Sermon: World Religions: "Hey, Brother, Can You Spare a Dollar?

Prayer at a time of war

Opening words [Next] [back to top]

We are here
on this day of shorter hours
to worship, to celebrate our lives
in this difficult, tender world.
Blest are the men and women
who by their lives and words
paved the road of love and truth
on which we journey.
Now it's our turn. And so we pray

And at celebration's end, may our reason and our passion keep us true to ourselves,
true to each other, and true to those shared visions of what we can together become.

Sequence [Next] [back to top]

Spring, you have come despite the cold clinging of winter.
Forsythia and scilla,
magnolia and tulip
you all look like so many church bells, ringing the hour of some great festival. Maybe it's the exact birthday
of the cosmos itself so many billions of years ago.

You open your mouths
like singers in a choir
trembling at the edge of ecstasy.

Your colors are unashamed
and profligate.

You come up despite
the sandy wind in the distant desert.

You send up your joy despite the sad deaths in a distant land.

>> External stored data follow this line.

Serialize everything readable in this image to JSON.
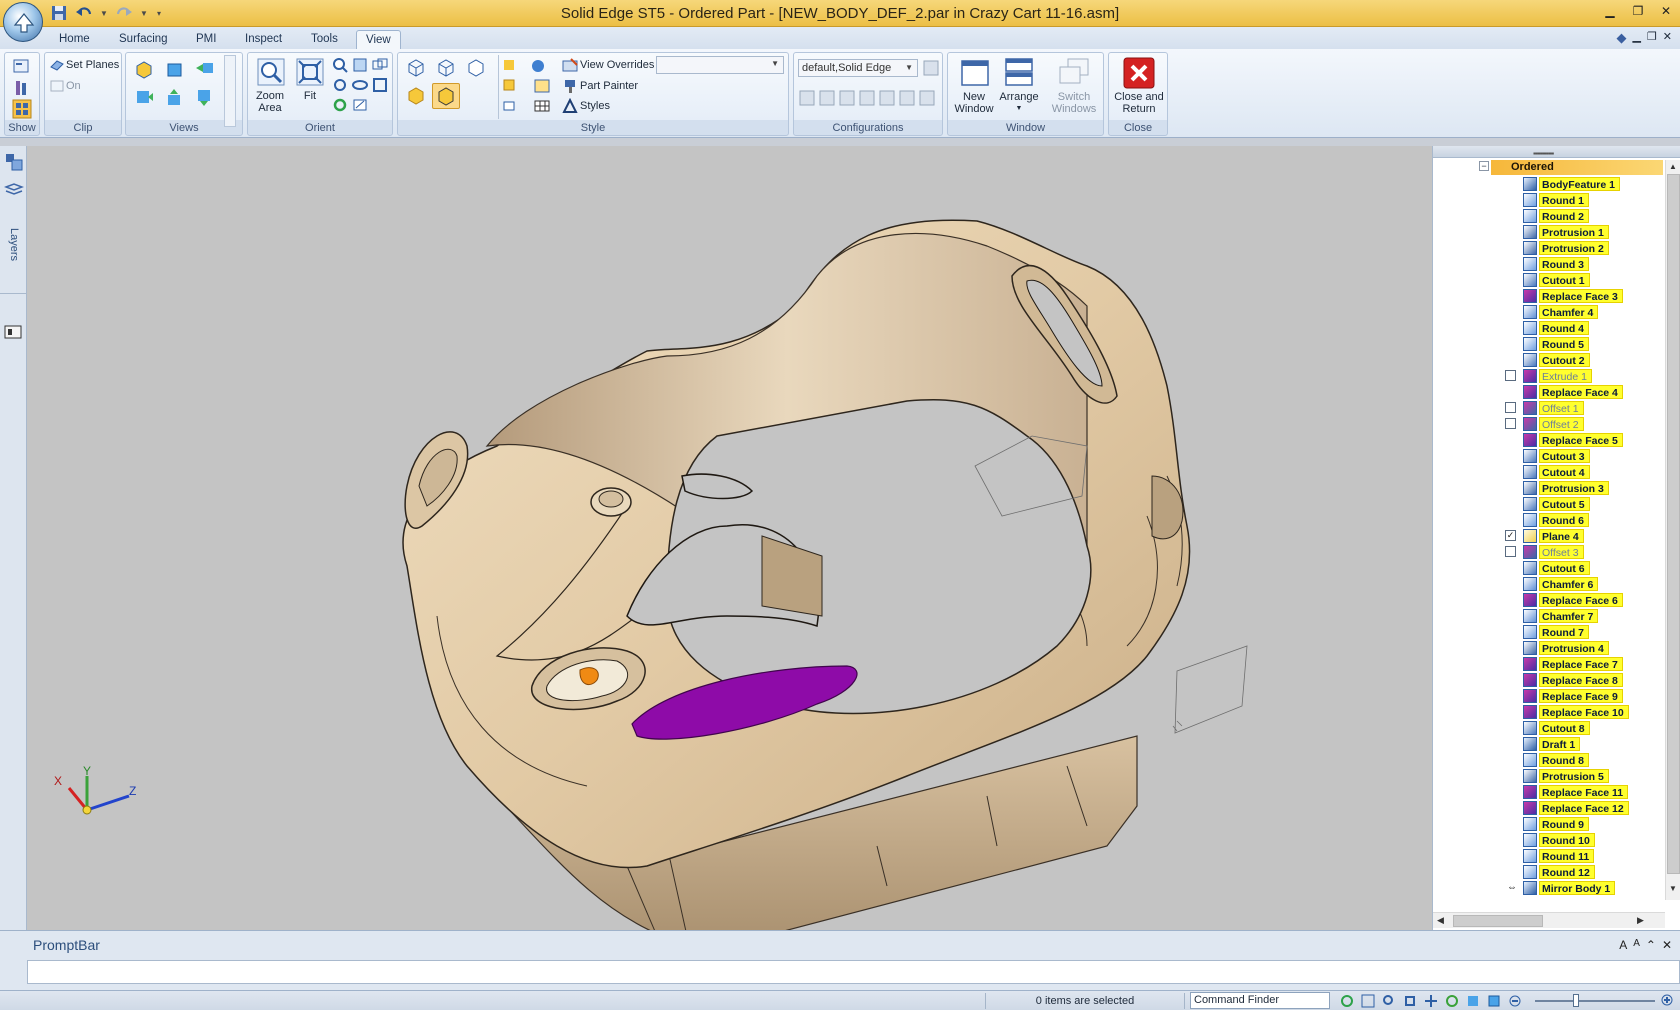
{
  "window": {
    "title": "Solid Edge ST5 - Ordered Part - [NEW_BODY_DEF_2.par in Crazy Cart 11-16.asm]",
    "controls": [
      "minimize",
      "restore",
      "close"
    ]
  },
  "quick_access": [
    "save-icon",
    "undo-icon",
    "redo-icon",
    "customize-icon"
  ],
  "tabs": [
    {
      "label": "Home",
      "active": false
    },
    {
      "label": "Surfacing",
      "active": false
    },
    {
      "label": "PMI",
      "active": false
    },
    {
      "label": "Inspect",
      "active": false
    },
    {
      "label": "Tools",
      "active": false
    },
    {
      "label": "View",
      "active": true
    }
  ],
  "ribbon": {
    "groups": {
      "show": "Show",
      "clip": "Clip",
      "views": "Views",
      "orient": "Orient",
      "style": "Style",
      "configurations": "Configurations",
      "window": "Window",
      "close": "Close"
    },
    "clip": {
      "set_planes": "Set Planes",
      "on": "On"
    },
    "orient": {
      "zoom_area": "Zoom\nArea",
      "fit": "Fit"
    },
    "style": {
      "view_overrides": "View Overrides",
      "part_painter": "Part Painter",
      "styles": "Styles",
      "override_value": ""
    },
    "configurations": {
      "selected": "default,Solid Edge"
    },
    "window": {
      "new_window": "New\nWindow",
      "arrange": "Arrange",
      "switch_windows": "Switch\nWindows"
    },
    "close": {
      "close_and_return": "Close and\nReturn"
    }
  },
  "leftbar": {
    "layers_label": "Layers"
  },
  "pathfinder": {
    "root": "Ordered",
    "features": [
      {
        "name": "BodyFeature 1",
        "icon": "body-feature-icon",
        "checkbox": null
      },
      {
        "name": "Round 1",
        "icon": "round-icon",
        "checkbox": null
      },
      {
        "name": "Round 2",
        "icon": "round-icon",
        "checkbox": null
      },
      {
        "name": "Protrusion 1",
        "icon": "protrusion-icon",
        "checkbox": null
      },
      {
        "name": "Protrusion 2",
        "icon": "protrusion-icon",
        "checkbox": null
      },
      {
        "name": "Round 3",
        "icon": "round-icon",
        "checkbox": null
      },
      {
        "name": "Cutout 1",
        "icon": "cutout-icon",
        "checkbox": null
      },
      {
        "name": "Replace Face 3",
        "icon": "replace-face-icon",
        "checkbox": null
      },
      {
        "name": "Chamfer 4",
        "icon": "chamfer-icon",
        "checkbox": null
      },
      {
        "name": "Round 4",
        "icon": "round-icon",
        "checkbox": null
      },
      {
        "name": "Round 5",
        "icon": "round-icon",
        "checkbox": null
      },
      {
        "name": "Cutout 2",
        "icon": "cutout-icon",
        "checkbox": null
      },
      {
        "name": "Extrude 1",
        "icon": "extrude-icon",
        "checkbox": false,
        "suppressed": true
      },
      {
        "name": "Replace Face 4",
        "icon": "replace-face-icon",
        "checkbox": null
      },
      {
        "name": "Offset 1",
        "icon": "offset-icon",
        "checkbox": false,
        "suppressed": true
      },
      {
        "name": "Offset 2",
        "icon": "offset-icon",
        "checkbox": false,
        "suppressed": true
      },
      {
        "name": "Replace Face 5",
        "icon": "replace-face-icon",
        "checkbox": null
      },
      {
        "name": "Cutout 3",
        "icon": "cutout-icon",
        "checkbox": null
      },
      {
        "name": "Cutout 4",
        "icon": "cutout-icon",
        "checkbox": null
      },
      {
        "name": "Protrusion 3",
        "icon": "protrusion-icon",
        "checkbox": null
      },
      {
        "name": "Cutout 5",
        "icon": "cutout-icon",
        "checkbox": null
      },
      {
        "name": "Round 6",
        "icon": "round-icon",
        "checkbox": null
      },
      {
        "name": "Plane 4",
        "icon": "plane-icon",
        "checkbox": true
      },
      {
        "name": "Offset 3",
        "icon": "offset-icon",
        "checkbox": false,
        "suppressed": true
      },
      {
        "name": "Cutout 6",
        "icon": "cutout-icon",
        "checkbox": null
      },
      {
        "name": "Chamfer 6",
        "icon": "chamfer-icon",
        "checkbox": null
      },
      {
        "name": "Replace Face 6",
        "icon": "replace-face-icon",
        "checkbox": null
      },
      {
        "name": "Chamfer 7",
        "icon": "chamfer-icon",
        "checkbox": null
      },
      {
        "name": "Round 7",
        "icon": "round-icon",
        "checkbox": null
      },
      {
        "name": "Protrusion 4",
        "icon": "protrusion-icon",
        "checkbox": null
      },
      {
        "name": "Replace Face 7",
        "icon": "replace-face-icon",
        "checkbox": null
      },
      {
        "name": "Replace Face 8",
        "icon": "replace-face-icon",
        "checkbox": null
      },
      {
        "name": "Replace Face 9",
        "icon": "replace-face-icon",
        "checkbox": null
      },
      {
        "name": "Replace Face 10",
        "icon": "replace-face-icon",
        "checkbox": null
      },
      {
        "name": "Cutout 8",
        "icon": "cutout-icon",
        "checkbox": null
      },
      {
        "name": "Draft 1",
        "icon": "draft-icon",
        "checkbox": null
      },
      {
        "name": "Round 8",
        "icon": "round-icon",
        "checkbox": null
      },
      {
        "name": "Protrusion 5",
        "icon": "protrusion-icon",
        "checkbox": null
      },
      {
        "name": "Replace Face 11",
        "icon": "replace-face-icon",
        "checkbox": null
      },
      {
        "name": "Replace Face 12",
        "icon": "replace-face-icon",
        "checkbox": null
      },
      {
        "name": "Round 9",
        "icon": "round-icon",
        "checkbox": null
      },
      {
        "name": "Round 10",
        "icon": "round-icon",
        "checkbox": null
      },
      {
        "name": "Round 11",
        "icon": "round-icon",
        "checkbox": null
      },
      {
        "name": "Round 12",
        "icon": "round-icon",
        "checkbox": null
      },
      {
        "name": "Mirror Body 1",
        "icon": "mirror-body-icon",
        "checkbox": null,
        "current": true
      }
    ]
  },
  "viewport": {
    "triad": {
      "x": "X",
      "y": "Y",
      "z": "Z"
    },
    "colors": {
      "background": "#c4c4c4",
      "part": "#e3cca9",
      "highlight": "#8e0ba8",
      "accent": "#f08a14"
    }
  },
  "promptbar": {
    "title": "PromptBar",
    "text": ""
  },
  "status": {
    "selection": "0 items are selected",
    "command_finder": "Command Finder"
  }
}
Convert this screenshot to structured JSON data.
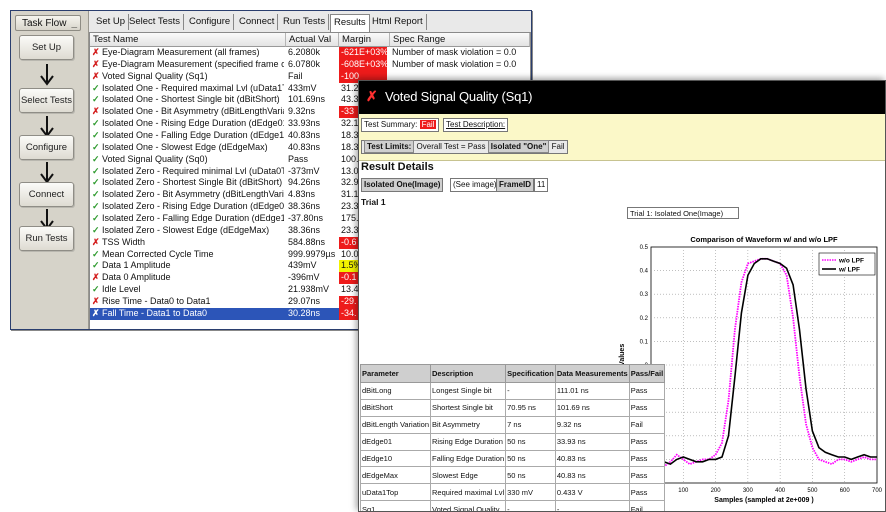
{
  "task_flow": {
    "title": "Task Flow",
    "steps": [
      "Set Up",
      "Select Tests",
      "Configure",
      "Connect",
      "Run Tests"
    ]
  },
  "tabs": [
    "Set Up",
    "Select Tests",
    "Configure",
    "Connect",
    "Run Tests",
    "Results",
    "Html Report"
  ],
  "active_tab": "Results",
  "results": {
    "columns": [
      "Test Name",
      "Actual Val",
      "Margin",
      "Spec Range"
    ],
    "rows": [
      {
        "status": "fail",
        "name": "Eye-Diagram Measurement (all frames)",
        "actual": "6.2080k",
        "margin": "-621E+03%",
        "spec": "Number of mask violation = 0.0",
        "mcolor": "#ee1b1b"
      },
      {
        "status": "fail",
        "name": "Eye-Diagram Measurement (specified frame only)",
        "actual": "6.0780k",
        "margin": "-608E+03%",
        "spec": "Number of mask violation = 0.0",
        "mcolor": "#ee1b1b"
      },
      {
        "status": "fail",
        "name": "Voted Signal Quality (Sq1)",
        "actual": "Fail",
        "margin": "-100",
        "spec": "",
        "mcolor": "#ee1b1b"
      },
      {
        "status": "pass",
        "name": "Isolated One - Required maximal Lvl (uData1Top)",
        "actual": "433mV",
        "margin": "31.2",
        "spec": "",
        "mcolor": ""
      },
      {
        "status": "pass",
        "name": "Isolated One - Shortest Single bit (dBitShort)",
        "actual": "101.69ns",
        "margin": "43.3",
        "spec": "",
        "mcolor": ""
      },
      {
        "status": "fail",
        "name": "Isolated One - Bit Asymmetry (dBitLengthVariation)",
        "actual": "9.32ns",
        "margin": "-33",
        "spec": "",
        "mcolor": "#ee1b1b"
      },
      {
        "status": "pass",
        "name": "Isolated One - Rising Edge Duration (dEdge01)",
        "actual": "33.93ns",
        "margin": "32.1",
        "spec": "",
        "mcolor": ""
      },
      {
        "status": "pass",
        "name": "Isolated One - Falling Edge Duration (dEdge10)",
        "actual": "40.83ns",
        "margin": "18.3",
        "spec": "",
        "mcolor": ""
      },
      {
        "status": "pass",
        "name": "Isolated One - Slowest Edge (dEdgeMax)",
        "actual": "40.83ns",
        "margin": "18.3",
        "spec": "",
        "mcolor": ""
      },
      {
        "status": "pass",
        "name": "Voted Signal Quality (Sq0)",
        "actual": "Pass",
        "margin": "100.",
        "spec": "",
        "mcolor": ""
      },
      {
        "status": "pass",
        "name": "Isolated Zero - Required minimal Lvl (uData0Top)",
        "actual": "-373mV",
        "margin": "13.0",
        "spec": "",
        "mcolor": ""
      },
      {
        "status": "pass",
        "name": "Isolated Zero - Shortest Single Bit (dBitShort)",
        "actual": "94.26ns",
        "margin": "32.9",
        "spec": "",
        "mcolor": ""
      },
      {
        "status": "pass",
        "name": "Isolated Zero - Bit Asymmetry (dBitLengthVariation)",
        "actual": "4.83ns",
        "margin": "31.1",
        "spec": "",
        "mcolor": ""
      },
      {
        "status": "pass",
        "name": "Isolated Zero - Rising Edge Duration (dEdge01)",
        "actual": "38.36ns",
        "margin": "23.3",
        "spec": "",
        "mcolor": ""
      },
      {
        "status": "pass",
        "name": "Isolated Zero - Falling Edge Duration (dEdge10)",
        "actual": "-37.80ns",
        "margin": "175.",
        "spec": "",
        "mcolor": ""
      },
      {
        "status": "pass",
        "name": "Isolated Zero - Slowest Edge (dEdgeMax)",
        "actual": "38.36ns",
        "margin": "23.3",
        "spec": "",
        "mcolor": ""
      },
      {
        "status": "fail",
        "name": "TSS Width",
        "actual": "584.88ns",
        "margin": "-0.6",
        "spec": "",
        "mcolor": "#ee1b1b"
      },
      {
        "status": "pass",
        "name": "Mean Corrected Cycle Time",
        "actual": "999.9979µs",
        "margin": "10.0",
        "spec": "",
        "mcolor": ""
      },
      {
        "status": "pass",
        "name": "Data 1 Amplitude",
        "actual": "439mV",
        "margin": "1.5%",
        "spec": "",
        "mcolor": "#f2f200"
      },
      {
        "status": "fail",
        "name": "Data 0 Amplitude",
        "actual": "-396mV",
        "margin": "-0.1",
        "spec": "",
        "mcolor": "#ee1b1b"
      },
      {
        "status": "pass",
        "name": "Idle Level",
        "actual": "21.938mV",
        "margin": "13.4",
        "spec": "",
        "mcolor": ""
      },
      {
        "status": "fail",
        "name": "Rise Time - Data0 to Data1",
        "actual": "29.07ns",
        "margin": "-29.",
        "spec": "",
        "mcolor": "#ee1b1b"
      },
      {
        "status": "fail",
        "name": "Fall Time - Data1 to Data0",
        "actual": "30.28ns",
        "margin": "-34.",
        "spec": "",
        "mcolor": "#ee1b1b",
        "selected": true
      }
    ]
  },
  "report": {
    "title": "Voted Signal Quality (Sq1)",
    "summary_label": "Test Summary:",
    "summary_status": "Fail",
    "description_label": "Test Description:",
    "limits_label": "Test Limits:",
    "limits_value": "Overall Test = Pass",
    "isolated_label": "Isolated \"One\"",
    "isolated_value": "Fail",
    "result_details": "Result Details",
    "image_tag": "Isolated One(Image)",
    "see_image": "(See image)",
    "frame_label": "FrameID",
    "frame_value": "11",
    "trial": "Trial 1",
    "chart_caption": "Trial 1: Isolated One(Image)",
    "params": {
      "headers": [
        "Parameter",
        "Description",
        "Specification",
        "Data Measurements",
        "Pass/Fail"
      ],
      "rows": [
        [
          "dBitLong",
          "Longest Single bit",
          "-",
          "111.01 ns",
          "Pass"
        ],
        [
          "dBitShort",
          "Shortest Single bit",
          "70.95 ns",
          "101.69 ns",
          "Pass"
        ],
        [
          "dBitLength Variation",
          "Bit Asymmetry",
          "7 ns",
          "9.32 ns",
          "Fail"
        ],
        [
          "dEdge01",
          "Rising Edge Duration",
          "50 ns",
          "33.93 ns",
          "Pass"
        ],
        [
          "dEdge10",
          "Falling Edge Duration",
          "50 ns",
          "40.83 ns",
          "Pass"
        ],
        [
          "dEdgeMax",
          "Slowest Edge",
          "50 ns",
          "40.83 ns",
          "Pass"
        ],
        [
          "uData1Top",
          "Required maximal Lvl",
          "330 mV",
          "0.433 V",
          "Pass"
        ],
        [
          "Sq1",
          "Voted Signal Quality",
          "-",
          "-",
          "Fail"
        ]
      ]
    }
  },
  "chart_data": {
    "type": "line",
    "title": "Comparison of Waveform w/ and w/o LPF",
    "xlabel": "Samples (sampled at 2e+009 )",
    "ylabel": "Trace Values",
    "xlim": [
      0,
      700
    ],
    "ylim": [
      -0.5,
      0.5
    ],
    "xticks": [
      0,
      100,
      200,
      300,
      400,
      500,
      600,
      700
    ],
    "yticks": [
      -0.5,
      -0.4,
      -0.3,
      -0.2,
      -0.1,
      0,
      0.1,
      0.2,
      0.3,
      0.4,
      0.5
    ],
    "grid": true,
    "legend_position": "top-right",
    "series": [
      {
        "name": "w/o LPF",
        "color": "#ff00ff",
        "style": "dotted",
        "x": [
          0,
          20,
          40,
          60,
          80,
          100,
          120,
          140,
          160,
          180,
          200,
          220,
          240,
          260,
          280,
          300,
          320,
          340,
          360,
          380,
          400,
          420,
          440,
          460,
          480,
          500,
          520,
          540,
          560,
          580,
          600,
          620,
          640,
          660,
          680,
          700
        ],
        "y": [
          -0.38,
          -0.42,
          -0.43,
          -0.41,
          -0.38,
          -0.4,
          -0.42,
          -0.41,
          -0.4,
          -0.4,
          -0.38,
          -0.33,
          -0.15,
          0.15,
          0.35,
          0.43,
          0.44,
          0.45,
          0.45,
          0.44,
          0.43,
          0.38,
          0.2,
          -0.05,
          -0.25,
          -0.35,
          -0.4,
          -0.41,
          -0.42,
          -0.4,
          -0.4,
          -0.41,
          -0.4,
          -0.39,
          -0.4,
          -0.4
        ]
      },
      {
        "name": "w/ LPF",
        "color": "#000000",
        "style": "solid",
        "x": [
          0,
          20,
          40,
          60,
          80,
          100,
          120,
          140,
          160,
          180,
          200,
          220,
          240,
          260,
          280,
          300,
          320,
          340,
          360,
          380,
          400,
          420,
          440,
          460,
          480,
          500,
          520,
          540,
          560,
          580,
          600,
          620,
          640,
          660,
          680,
          700
        ],
        "y": [
          -0.36,
          -0.38,
          -0.41,
          -0.42,
          -0.4,
          -0.39,
          -0.4,
          -0.41,
          -0.41,
          -0.4,
          -0.4,
          -0.39,
          -0.3,
          -0.05,
          0.22,
          0.38,
          0.43,
          0.45,
          0.45,
          0.44,
          0.43,
          0.41,
          0.34,
          0.15,
          -0.1,
          -0.28,
          -0.35,
          -0.37,
          -0.38,
          -0.39,
          -0.39,
          -0.4,
          -0.39,
          -0.38,
          -0.39,
          -0.39
        ]
      }
    ]
  }
}
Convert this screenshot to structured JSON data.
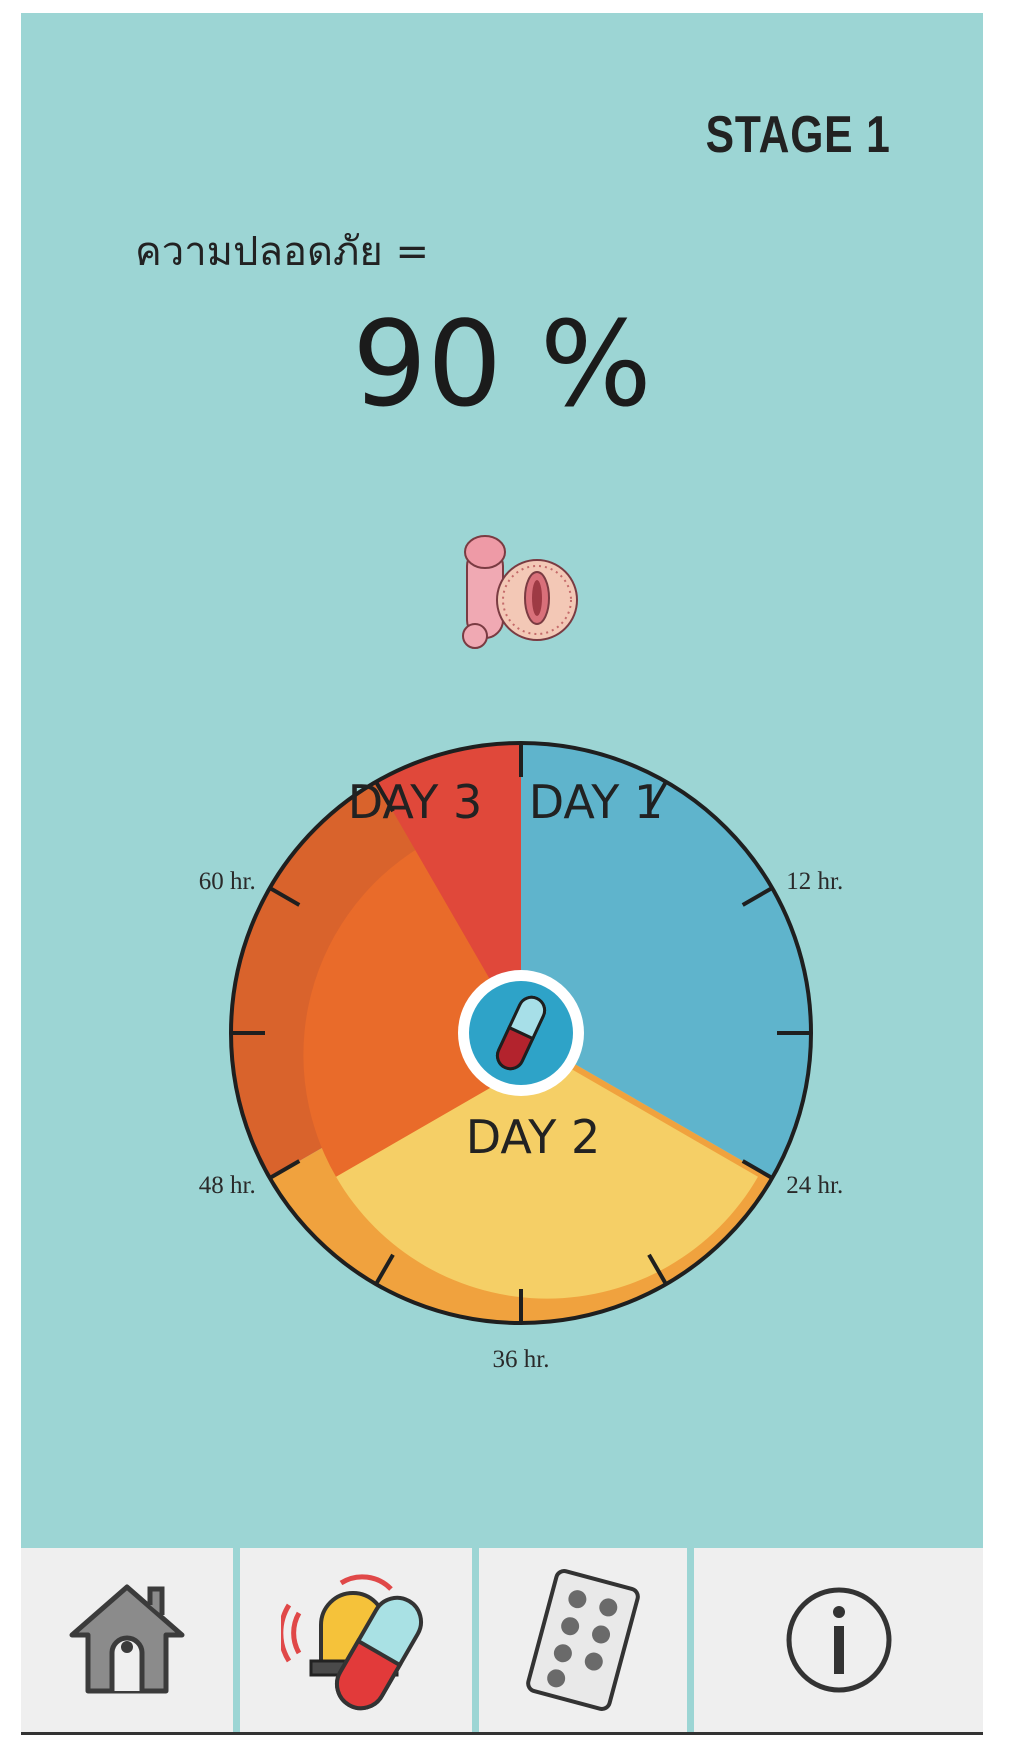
{
  "header": {
    "stage": "STAGE 1"
  },
  "safety": {
    "label": "ความปลอดภัย =",
    "value": "90 %"
  },
  "dial": {
    "days": [
      "DAY 1",
      "DAY 2",
      "DAY 3"
    ],
    "hour_labels": [
      "12 hr.",
      "24 hr.",
      "36 hr.",
      "48 hr.",
      "60 hr."
    ],
    "colors": {
      "day1": "#5fb4cc",
      "day2": "#f5cf66",
      "day3": "#e96b2a",
      "red_zone": "#e0483a",
      "center": "#2ea3c8"
    }
  },
  "icons": {
    "top": "genital-icon",
    "center": "pill-capsule-icon"
  },
  "nav": {
    "items": [
      "home-icon",
      "pill-alarm-icon",
      "pill-pack-icon",
      "info-icon"
    ]
  }
}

You take no notice of a strange illness in Asia and Canada.

You pay no attention to either
wealth or poverty, belief or unbelief,
politics or religion.

You simply open
under the powdery sky and say,

"Here I am for but a while.

Drink in my red and my yellow
my white and my purple as the medicine of life that suspends you
between yes and no,
sigh and silence.

Be refreshed by my dewy nectar
that was sweet long before sadness existed on earth,
and remains sweet in the midst of your deepest present resentment, and which will pour its sweetness out year after year without concern for either your worry or wonder."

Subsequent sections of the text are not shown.